11 czerwca 2018, o 22:59

Nelkalenka pisze:
11 czerwca 2018, o 22:57
Te glupie natretne mysli wykanczaja,ciagle cos,jak jedna mysl jakos pojdzie w niepamiec,to pojawia sie jakas nowa bezsensowna...czuje sie jakbym zyla tylko po to by sie zamartwiac i udreczac do tego bezsensownymi rzeczami...nie mam pojecia jak niektorzy potrafia zyc pelnia zycia i nie przejmowac sie pierdolami...ja na przyklad kiedy uporalam sie dzisiaj ze wszystkim co mialam zrobic,zamiast odpoczywac,to zamartwiam sie tym,ze jak wyjmowalam ze zmywarki denka od sloikow,to zostala w nich woda.Wyjelam je i schowalam do szafki 2 godziny temu.I tetaz martwie sie,ze moze powinnam je wyplukac,bo moze zostala tam jakas substancja od tabletki do zmywania i pozniej jak bedzie cos robione w te sloiki to ktos sie przeze mnie otruje...i nie moge usiedziec w spokoju,wszystkie miesnie mam spiete bo ciagle o tym mysle :shock: jak bardzo trzeba miec nasrane w glowie,zeby sie przejmowac takimi rzeczami?Oczywiscie jak moja podswiadomosc w koncu to oleje,no to pojawi cos nastepnego,oczywiscie tak samo bezsensownego,no bo jakby inaczej...po prostu wesolo jak nic :pp
Nadal masz te miesnie spięte?
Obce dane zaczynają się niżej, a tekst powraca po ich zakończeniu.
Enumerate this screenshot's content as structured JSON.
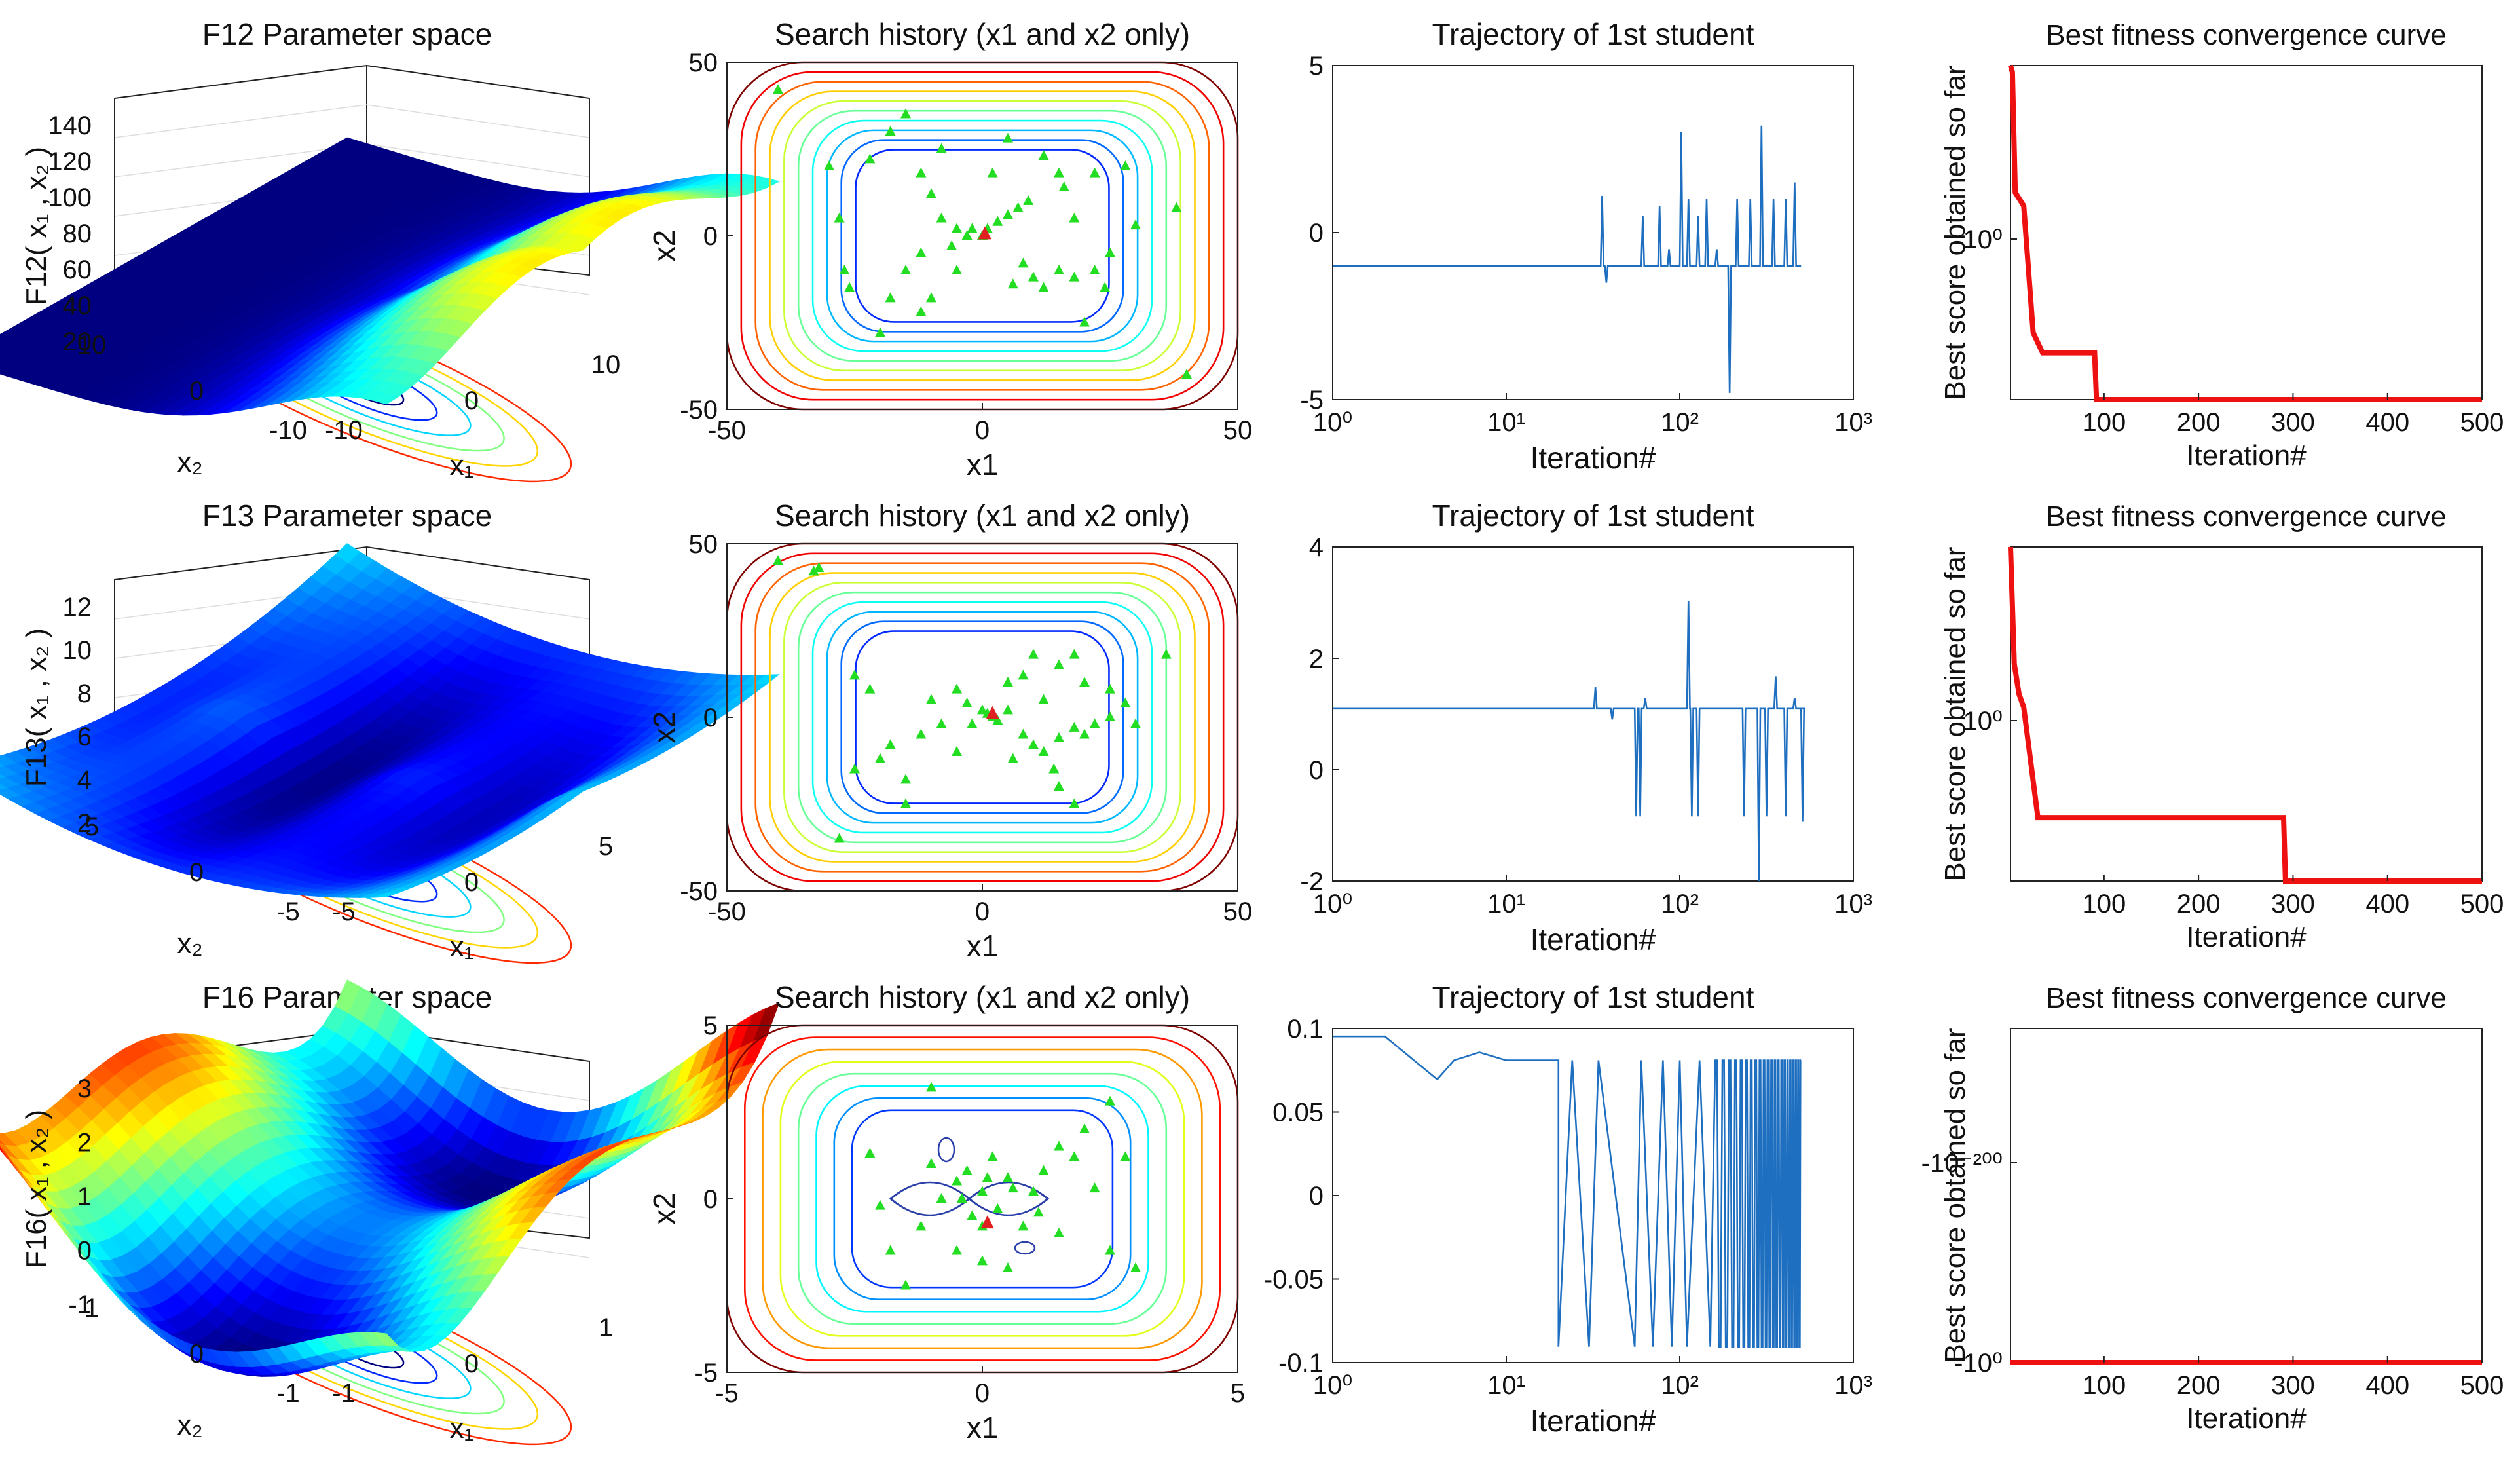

Nie puściły Ci od rana?
Nelkalenka
Zarejestrowany Użytkownik
Posty: 313
Rejestracja: 6 maja 2018, o 22:45

11 czerwca 2018, o 23:15

Mam je praktycznie spiete caly czas,nieraz jak vzyms sie zajme,to chyba wtedy nie mam ich napietych...nie wiem..u mnie wlasnie najgorzej jak nie mam zajecia,tak jak teraz ,powinnam byc spokojna i relaksowac sie bo nic juz dzisiaj nie mam do roboty,a ja siedze i zamartwiam sie,czy czegos nie dopilnowalam i ciagle czuje tak jakby mialo sie przez moje jakies niedopilnowanie, cos zlego stac...no i wtedy odruchowo mam napiete miesnie,nawet nie jestem tego swiadoma.Dopiero jak sie na tym skupie,to czuje,ze mam napiete ramiona,szyje itp..
Nelkalenka
Zarejestrowany Użytkownik
Posty: 313
Rejestracja: 6 maja 2018, o 22:45

11 czerwca 2018, o 23:16

Nie mowiac o ciaglym napieciu szvzęki....
Wartyw
Zarejestrowany Użytkownik
Posty: 129
Rejestracja: 2 kwietnia 2018, o 13:45

11 czerwca 2018, o 23:22

A nóg nie masz napiętych, rak? Obejmij dłonią przedramię od nadgarstka po łokieć, tak przejedz z dołu do góry: mi to wtedy uzmysławia ze ręka jest pospinana. Bo przez pare sekund mam przez mechaniczne rozluźnienie luz, a potem znowu spięcie.